No necesitaba otra cosa Pedro Cauchon para encender la hoguera. Al margen de esa declaración mandó escribir estas palabras: «Respuesta de muerte»; y luego marchó murmurando: «Farewell.» Era el desenlace de la siniestra tragedia. Al día siguiente reunió al tribunal y le expuso la situación. Todos declararon que la Pucelle debía ser entregada al brazo secular; rogando, añadieron unos, que se le trate benignamente; aunque otros, menos compasivos o más sinceros, protestaron de esta última cláusula. Era lo mismo. Aquello significaba que Juana iba a ser quemada. Dos frailes entraron en la prisión para notificarle la sentencia. La impresión fue terrible en la pobre doncella. Sollozaba profundamente, se arrancaba los cabellos con gestos convulsivos e inconscientes, y gritaba: « ¡Ay, ay! ¡Qué horriblemente me tratan! Este cuerpo, que nunca fue corrompido, va a ser reducido a cenizas. Apelo al tribunal de Dios, al gran Juez de vivos y muertos.» Pasada la crisis, se confesó durante largo rato, y por una contradicción extraña, a pesar de ser condenada por herética, le permitieron comulgar.

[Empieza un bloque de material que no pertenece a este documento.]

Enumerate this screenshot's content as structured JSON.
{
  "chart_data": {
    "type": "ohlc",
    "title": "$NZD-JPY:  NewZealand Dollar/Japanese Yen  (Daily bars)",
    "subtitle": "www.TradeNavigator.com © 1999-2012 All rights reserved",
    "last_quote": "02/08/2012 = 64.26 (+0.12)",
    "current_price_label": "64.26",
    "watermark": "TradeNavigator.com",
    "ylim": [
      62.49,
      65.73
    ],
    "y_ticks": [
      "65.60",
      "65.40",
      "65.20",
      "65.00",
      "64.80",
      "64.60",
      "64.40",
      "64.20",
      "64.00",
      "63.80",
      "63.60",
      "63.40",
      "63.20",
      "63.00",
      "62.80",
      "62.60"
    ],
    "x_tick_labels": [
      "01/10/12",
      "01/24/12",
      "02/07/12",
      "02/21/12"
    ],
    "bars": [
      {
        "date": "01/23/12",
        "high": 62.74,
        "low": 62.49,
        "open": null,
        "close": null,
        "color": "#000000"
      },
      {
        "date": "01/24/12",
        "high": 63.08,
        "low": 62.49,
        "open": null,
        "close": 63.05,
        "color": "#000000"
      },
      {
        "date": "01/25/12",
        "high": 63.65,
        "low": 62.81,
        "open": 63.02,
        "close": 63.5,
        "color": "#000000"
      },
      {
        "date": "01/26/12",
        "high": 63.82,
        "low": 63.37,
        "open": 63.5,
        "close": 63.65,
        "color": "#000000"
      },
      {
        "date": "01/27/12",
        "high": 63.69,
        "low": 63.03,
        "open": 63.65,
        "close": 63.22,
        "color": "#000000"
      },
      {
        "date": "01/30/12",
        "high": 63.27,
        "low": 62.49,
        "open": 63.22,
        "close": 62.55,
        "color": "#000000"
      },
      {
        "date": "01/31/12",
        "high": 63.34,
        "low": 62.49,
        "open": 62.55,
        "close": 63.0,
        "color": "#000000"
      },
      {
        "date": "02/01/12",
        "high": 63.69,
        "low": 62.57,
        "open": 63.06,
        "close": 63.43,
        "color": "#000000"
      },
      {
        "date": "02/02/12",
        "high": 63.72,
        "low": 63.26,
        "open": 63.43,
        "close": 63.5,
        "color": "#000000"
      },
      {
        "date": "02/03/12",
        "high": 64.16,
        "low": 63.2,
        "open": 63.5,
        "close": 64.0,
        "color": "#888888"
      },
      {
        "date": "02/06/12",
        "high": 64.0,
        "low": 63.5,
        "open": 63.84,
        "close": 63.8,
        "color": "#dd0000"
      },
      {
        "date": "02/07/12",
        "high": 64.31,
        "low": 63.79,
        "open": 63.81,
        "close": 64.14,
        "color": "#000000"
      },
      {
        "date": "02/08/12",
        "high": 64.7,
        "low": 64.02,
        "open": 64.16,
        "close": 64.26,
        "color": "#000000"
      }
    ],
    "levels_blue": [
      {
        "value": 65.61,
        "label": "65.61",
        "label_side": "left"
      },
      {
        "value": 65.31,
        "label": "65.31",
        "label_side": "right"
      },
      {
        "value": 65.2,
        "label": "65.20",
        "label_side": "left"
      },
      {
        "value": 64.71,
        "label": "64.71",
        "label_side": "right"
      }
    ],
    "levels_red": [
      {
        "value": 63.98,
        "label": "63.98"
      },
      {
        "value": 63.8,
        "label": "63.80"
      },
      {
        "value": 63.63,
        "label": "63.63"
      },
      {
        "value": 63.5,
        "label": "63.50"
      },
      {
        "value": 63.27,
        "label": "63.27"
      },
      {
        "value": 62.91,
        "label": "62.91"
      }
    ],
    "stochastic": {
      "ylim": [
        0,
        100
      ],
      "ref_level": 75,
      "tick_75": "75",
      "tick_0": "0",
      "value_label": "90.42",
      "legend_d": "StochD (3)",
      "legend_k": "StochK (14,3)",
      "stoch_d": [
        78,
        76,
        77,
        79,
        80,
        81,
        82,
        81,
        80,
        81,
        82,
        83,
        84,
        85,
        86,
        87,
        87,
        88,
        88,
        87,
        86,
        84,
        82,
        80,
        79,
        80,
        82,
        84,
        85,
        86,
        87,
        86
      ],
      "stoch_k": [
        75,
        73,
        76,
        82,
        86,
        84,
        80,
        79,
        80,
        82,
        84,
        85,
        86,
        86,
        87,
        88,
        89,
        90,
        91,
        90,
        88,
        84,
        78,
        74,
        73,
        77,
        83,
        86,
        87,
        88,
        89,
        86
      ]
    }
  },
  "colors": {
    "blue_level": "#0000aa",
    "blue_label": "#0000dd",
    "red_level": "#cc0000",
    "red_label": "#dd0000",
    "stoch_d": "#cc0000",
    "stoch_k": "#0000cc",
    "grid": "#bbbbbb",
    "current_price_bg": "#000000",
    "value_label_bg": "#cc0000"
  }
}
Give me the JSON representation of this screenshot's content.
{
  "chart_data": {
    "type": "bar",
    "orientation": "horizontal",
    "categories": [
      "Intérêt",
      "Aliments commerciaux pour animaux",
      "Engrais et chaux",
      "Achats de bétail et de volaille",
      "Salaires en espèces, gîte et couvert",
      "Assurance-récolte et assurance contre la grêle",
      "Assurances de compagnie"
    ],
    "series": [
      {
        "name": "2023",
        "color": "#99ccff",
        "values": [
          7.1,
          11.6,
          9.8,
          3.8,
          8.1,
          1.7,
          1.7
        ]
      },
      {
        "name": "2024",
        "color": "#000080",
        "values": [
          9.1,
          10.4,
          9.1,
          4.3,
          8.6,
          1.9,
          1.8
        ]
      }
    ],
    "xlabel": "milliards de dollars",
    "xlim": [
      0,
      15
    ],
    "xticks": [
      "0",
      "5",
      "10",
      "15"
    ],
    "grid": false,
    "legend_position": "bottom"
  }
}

—¿Dónde estaré yo esta tarde?—preguntaba a su confesor.

—¿No tienes esperanza?

—Sí—replicó ella—; con la gracia de Dios, estaré en el paraíso.

Luego chirrió un carro a la puerta de la cárcel, aparecieron unos soldados ingleses y se la llevaron. Antes de subir a la hoguera pidió perdón a todos, y sus palabras hicieron saltar las lágrimas de muchos ojos. El mismo Cauchon lloraba. Después, dos verdugos la ataron a un poste, otro prendió fuego a las ramas; las llamas iluminaron el aire, y, en medio de un silencio profundo, se oyó a la mártir que clamaba con grito desgarrador: « ¡Jesús, Jesús, Jesús!»